П. А. Кропоткин, знаменитый анархист, писал: «Теперь в повязанной платком мещанке, в ситцевом платье, в мужских сапогах таскавшей воду из Невы, никто не узнал бы барышни, которая недавно блистала в аристократических петербургских салонах».
Жизнь свела Софью с тремя сестрами Корниловыми, дочерьми богатого фабриканта. Корнилов на новомодные увлечения дочерей смотрел сквозь пальцы, по принципу «чем бы дитя ни тешилось», и вскоре Перовская вместе с Корниловыми основали кружок саморазвития. За чаем там велись беседы о литературе, философии и, конечно же, о судьбах России.
Собиралось здесь множество известных впоследствии людей, тот же Кропоткин, например, считал, что истоки русского анархизма начали свое течение как раз отсюда. Неудивительно, что подобны сборища не могли найти одобрения в у власть предержащих, и кружок был вскоре разогнан.
Софью Перовскую отдали на поруки отцу. Пытаясь избавить Софью от дурного влияния окружения, он отправил ее вместе с женой в крымское имение. Но компания была подобрана неправильно: оказавшись с матерью наедине, 17-летняя Софья очень быстро убедила ту, что в глухой провинции ей делать нечего, и уже через год вернулась в столицу. Здесь жизнь била ключом, а новых знакомых из тех кругов, против которых так протестовал отец, появилось еще больше, и она даже предоставляла свою квартиру для нелегальных встреч «народников». Но и сама не сидела без дела.
Желая переустроить Россию, Софья понимала, что начинать в таком деле надо с себя, и в 1872 году успешно выдержала экзамен на народную учительницу. Однако диплом Софье не выдали. Но, как мы знаем, сдаваться она не умела и потому с наступлением зимы оставила Петербург и отправилась в Корчевский уезд Тверской губернии, в село Едимоново, где устроилась помощницей учительницы в народной школе.

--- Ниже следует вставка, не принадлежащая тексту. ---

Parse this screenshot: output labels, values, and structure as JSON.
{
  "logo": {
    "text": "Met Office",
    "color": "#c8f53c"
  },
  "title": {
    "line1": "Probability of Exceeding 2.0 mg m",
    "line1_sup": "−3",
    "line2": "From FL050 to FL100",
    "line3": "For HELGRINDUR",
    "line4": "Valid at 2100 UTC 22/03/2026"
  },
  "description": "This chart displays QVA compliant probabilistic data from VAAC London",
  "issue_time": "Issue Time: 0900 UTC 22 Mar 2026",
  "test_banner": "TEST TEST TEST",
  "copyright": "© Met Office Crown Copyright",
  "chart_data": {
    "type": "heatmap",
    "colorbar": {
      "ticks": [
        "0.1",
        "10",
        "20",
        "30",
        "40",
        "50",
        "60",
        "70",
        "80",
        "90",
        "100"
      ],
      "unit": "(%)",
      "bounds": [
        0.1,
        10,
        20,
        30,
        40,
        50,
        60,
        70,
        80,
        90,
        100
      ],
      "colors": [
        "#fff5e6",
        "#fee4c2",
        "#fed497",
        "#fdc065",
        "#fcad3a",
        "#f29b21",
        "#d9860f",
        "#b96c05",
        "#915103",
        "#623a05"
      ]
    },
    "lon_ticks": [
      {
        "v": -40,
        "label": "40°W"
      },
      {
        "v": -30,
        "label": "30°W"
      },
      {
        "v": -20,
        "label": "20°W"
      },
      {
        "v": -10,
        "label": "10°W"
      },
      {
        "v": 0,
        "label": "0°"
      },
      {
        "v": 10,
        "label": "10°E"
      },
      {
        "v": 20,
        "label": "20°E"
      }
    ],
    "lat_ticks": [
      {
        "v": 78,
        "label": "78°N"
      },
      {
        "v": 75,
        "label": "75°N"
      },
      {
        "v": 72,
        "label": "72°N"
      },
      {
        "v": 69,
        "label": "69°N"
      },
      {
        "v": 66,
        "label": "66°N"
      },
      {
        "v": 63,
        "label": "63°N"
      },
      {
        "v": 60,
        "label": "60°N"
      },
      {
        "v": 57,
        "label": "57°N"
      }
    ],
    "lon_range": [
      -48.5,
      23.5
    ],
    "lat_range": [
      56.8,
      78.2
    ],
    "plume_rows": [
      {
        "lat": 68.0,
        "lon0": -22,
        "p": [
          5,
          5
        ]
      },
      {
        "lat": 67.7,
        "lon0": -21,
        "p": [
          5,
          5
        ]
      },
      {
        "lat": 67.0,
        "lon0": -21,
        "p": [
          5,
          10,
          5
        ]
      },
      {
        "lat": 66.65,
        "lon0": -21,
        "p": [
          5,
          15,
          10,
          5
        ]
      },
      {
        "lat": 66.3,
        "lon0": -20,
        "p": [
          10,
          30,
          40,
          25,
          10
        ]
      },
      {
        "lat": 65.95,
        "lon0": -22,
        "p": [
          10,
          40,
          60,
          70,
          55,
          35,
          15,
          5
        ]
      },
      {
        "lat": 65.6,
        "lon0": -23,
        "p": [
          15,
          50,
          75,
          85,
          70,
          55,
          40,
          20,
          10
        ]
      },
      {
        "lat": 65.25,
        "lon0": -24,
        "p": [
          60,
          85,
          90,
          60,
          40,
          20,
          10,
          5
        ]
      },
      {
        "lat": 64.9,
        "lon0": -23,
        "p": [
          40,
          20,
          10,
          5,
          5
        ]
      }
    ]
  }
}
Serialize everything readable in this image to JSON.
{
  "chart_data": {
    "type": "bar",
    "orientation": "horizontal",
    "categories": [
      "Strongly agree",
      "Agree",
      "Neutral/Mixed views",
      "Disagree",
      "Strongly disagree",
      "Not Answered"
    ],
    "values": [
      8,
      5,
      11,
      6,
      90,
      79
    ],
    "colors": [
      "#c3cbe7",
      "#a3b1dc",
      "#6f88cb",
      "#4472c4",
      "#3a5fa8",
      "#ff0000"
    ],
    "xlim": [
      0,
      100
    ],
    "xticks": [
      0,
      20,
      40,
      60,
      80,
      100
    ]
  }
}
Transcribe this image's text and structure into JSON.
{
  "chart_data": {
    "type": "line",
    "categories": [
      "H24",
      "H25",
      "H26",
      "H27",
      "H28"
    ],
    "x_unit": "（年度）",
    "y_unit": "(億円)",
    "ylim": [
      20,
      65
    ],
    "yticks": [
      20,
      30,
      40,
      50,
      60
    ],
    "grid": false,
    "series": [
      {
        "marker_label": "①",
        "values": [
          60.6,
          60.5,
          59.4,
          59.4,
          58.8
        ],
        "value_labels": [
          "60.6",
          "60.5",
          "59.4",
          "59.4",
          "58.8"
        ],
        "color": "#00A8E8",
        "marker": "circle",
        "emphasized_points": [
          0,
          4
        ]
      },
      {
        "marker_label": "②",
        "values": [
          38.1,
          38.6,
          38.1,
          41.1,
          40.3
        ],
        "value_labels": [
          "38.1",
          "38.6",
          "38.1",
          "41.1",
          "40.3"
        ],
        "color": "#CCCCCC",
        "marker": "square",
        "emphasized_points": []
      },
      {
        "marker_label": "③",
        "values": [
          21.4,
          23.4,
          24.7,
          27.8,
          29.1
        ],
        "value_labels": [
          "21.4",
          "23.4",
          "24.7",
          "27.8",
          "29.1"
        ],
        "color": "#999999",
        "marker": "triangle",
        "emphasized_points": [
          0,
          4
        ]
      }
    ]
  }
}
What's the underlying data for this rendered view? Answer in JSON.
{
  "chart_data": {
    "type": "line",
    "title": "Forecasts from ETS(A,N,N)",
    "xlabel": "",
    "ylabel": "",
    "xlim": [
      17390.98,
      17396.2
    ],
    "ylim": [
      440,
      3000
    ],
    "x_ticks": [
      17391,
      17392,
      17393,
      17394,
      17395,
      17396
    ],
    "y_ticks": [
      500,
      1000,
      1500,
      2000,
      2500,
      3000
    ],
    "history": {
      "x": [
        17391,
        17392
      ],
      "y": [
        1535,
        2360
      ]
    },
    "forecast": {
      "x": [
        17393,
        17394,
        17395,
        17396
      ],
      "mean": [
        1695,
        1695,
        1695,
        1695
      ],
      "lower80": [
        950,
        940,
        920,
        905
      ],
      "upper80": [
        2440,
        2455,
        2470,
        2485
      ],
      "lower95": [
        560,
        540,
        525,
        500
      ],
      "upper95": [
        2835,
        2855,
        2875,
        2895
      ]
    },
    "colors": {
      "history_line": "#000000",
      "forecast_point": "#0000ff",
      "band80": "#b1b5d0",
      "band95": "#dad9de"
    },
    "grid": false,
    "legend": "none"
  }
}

А весной 1873 года выдержала экзамен в Твери и, поскольку тайная полиция была далеко, получила диплом без всяких проблем. Больше бороться было не за что, с крестьянским детьми было скучновато, и Софья отправилась назад, в Петербург.
Уже осенью она начала занятия с рабочими, где им под видом обучения грамоте преподносилась политическая наука. И менее чем через полтора года, 5 января 1874 года. Перовская была арестована и заключена в Петропавловскую крепость. Но уже в начале лета «кровавый» режим вновь выпустил Перовскую на поруки, и она уехала к матери в Крым.
Понимая, что учительницей ей уже не стать, Перовская начала изучать фельдшерство, и в 1874 году поступила в симферопольскую земскую больницу. Но даже ухаживая за больными, она не могла отречься от своих революционных идей, и в августе 1877 года состоялся суд, пытавшийся разобраться в отношениях Перовской с революционерами. Впрочем, девушка была оправдана, и, уволившись из госпиталя, она отправилась в фамильное имение. Куда уже через год, стуча подкованными сапогами, пришли жандармы и арестовали Софью для административной высылки в Олонецкую губернию.
Высылка в те годы проводилась так: политический ссыльный (благородного, естественно, происхождения) путешествовал в купе поезда вместе с жандармом. Жандарм бегал на станциях за кипятком и в рестораны за блюдами, на которые «каторжанин», не стесняясь, тратил свои весьма немаленькие «ссыльные». Но поскольку Софья была женского пола, жандарм и вовсе ехал в соседнем купе, и потому революционерке было не слишком сложно на одной из станций близ Петербурга просто выйти из вагона и затеряться в толпе…
С тех пор Софья жила на нелегальном положении. Биография первой русской женщины-революционерки выглядела весьма героической, и уже осенью 1879 года Перовская стала членом исполнительного комитета, а затем и распорядительной комиссии только что образованной «Народной воли».
Мама, несмотря на нелегальное положения дочери, продолжала помогать ей деньгами и слать из Крыма посылки. Денег, впрочем, все равно было не слишком много, и Перовская жила на средства партии.